LITTLE ROCK (AP) — Arkansas' four congressmen were split Friday on whether they would support a proposed overhaul of the nation's health care system that's coming up for a crucial vote this weekend.

Democratic Rep. Mike Ross and Rep. John Boozman, the state's only Republican congressman, said they planned to vote against the Senate version of the sweeping overhaul bill on Sunday. Democratic Rep. Vic Snyder's office said the congressman planned to vote for the measure.

It was unclear whether the legislation would win the support of Democratic Rep.
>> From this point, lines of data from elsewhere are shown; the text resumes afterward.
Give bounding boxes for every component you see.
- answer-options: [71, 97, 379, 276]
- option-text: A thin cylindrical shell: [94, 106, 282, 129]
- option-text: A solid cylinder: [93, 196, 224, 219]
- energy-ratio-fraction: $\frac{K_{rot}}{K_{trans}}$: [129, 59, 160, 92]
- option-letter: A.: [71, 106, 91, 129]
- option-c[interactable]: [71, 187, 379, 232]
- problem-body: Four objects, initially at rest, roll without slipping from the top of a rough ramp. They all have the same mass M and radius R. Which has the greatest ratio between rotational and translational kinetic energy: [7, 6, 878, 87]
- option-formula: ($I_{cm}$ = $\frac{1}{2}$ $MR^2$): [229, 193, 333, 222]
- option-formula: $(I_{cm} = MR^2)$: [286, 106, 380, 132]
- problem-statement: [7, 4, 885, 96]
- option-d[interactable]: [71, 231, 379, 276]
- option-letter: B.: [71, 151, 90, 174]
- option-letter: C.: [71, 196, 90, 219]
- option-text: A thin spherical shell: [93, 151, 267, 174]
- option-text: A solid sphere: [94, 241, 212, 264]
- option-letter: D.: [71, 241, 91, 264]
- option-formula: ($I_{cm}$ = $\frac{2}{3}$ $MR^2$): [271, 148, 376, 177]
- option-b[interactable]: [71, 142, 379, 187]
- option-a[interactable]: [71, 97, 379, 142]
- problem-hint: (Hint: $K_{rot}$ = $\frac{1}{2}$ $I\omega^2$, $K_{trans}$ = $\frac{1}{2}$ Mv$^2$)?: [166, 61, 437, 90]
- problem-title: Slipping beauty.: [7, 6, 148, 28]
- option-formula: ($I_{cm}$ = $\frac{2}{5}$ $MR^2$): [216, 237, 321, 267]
Marion Berry.

The proposal before the House would expand health care to 32 million uninsured people, bar the insurance industry from denying coverage on the basis of pre-existing medical conditions and trim federal deficits by an estimated $138 billion over the next decade.

Ross was the only Democratic congressman from the state to vote against the health care bill last year, and is the only incumbent congressman in Arkansas seeking re-election. Snyder and Berry are retiring at the end of their terms, and Boozman is seeking the GOP nomination for the U.S. Senate.

"I heard you loud and clear and that's why I remain opposed to the House health care reform bill that I voted against last year, as well as the Senate bill that we will vote on this weekend," Ross said in a statement released by his office.

A spokesman for Berry did not immediately return a call Friday. Berry has said he wanted stronger language restricting federal dollars for abortion.

The health care measure has dominated Arkansas' political scene this year, with Democratic Sen. Blanche Lincoln facing anger from both the right and the left on the issue. Boozman and the other seven Republicans running for the party's Senate nomination have criticized Lincoln for voting for the Senate health care bill last year.

Lincoln also faces a challenge in the Democratic primary from Lt. Gov. Bill Halter, who has been backed by labor unions and liberal groups criticizing Lincoln for opposing a new government-run insurance program as part of the health care overhaul.

The health care overhaul is being considered in two bills that President Barack Obama hopes lawmakers will send him in the coming days.

The first, at more than 1,000 pages, cleared the Senate late last year but went no further because House Democrats demanded significant changes — the very types of revisions now incorporated into the fix-it measure.

House Democratic leaders will likely to try and pass both bills with a single vote in hopes of avoiding a stand-alone roll call on the unpopular Senate measure.

Passage in the House would send the first bill to the president for his signature, and the other measure to the Senate for a final vote expected by the end of next week. Over GOP objections, it will take place under rules that bar a filibuster, meaning Democrats will not be required to post a 60-vote majority

Lincoln has insisted she's opposed to passing the measure by a simple majority in the Senate, but has said she wants to see what's in the companion bill.

Halter said Friday he supports the companion bill, and has said he's in favor of using the simple majority vote.

"I would support this package of legislation to become law so we could finally, after decades, begin to address the fact that 450,000 Arkansans don't have health insurance," Halter said.

Halter also said he supports a student loan provision included in the health care package being considered this weekend. Under the proposal, federally guaranteed student loans would now be made only by the government, ending a role for banks and other for-profit lenders who charge fees.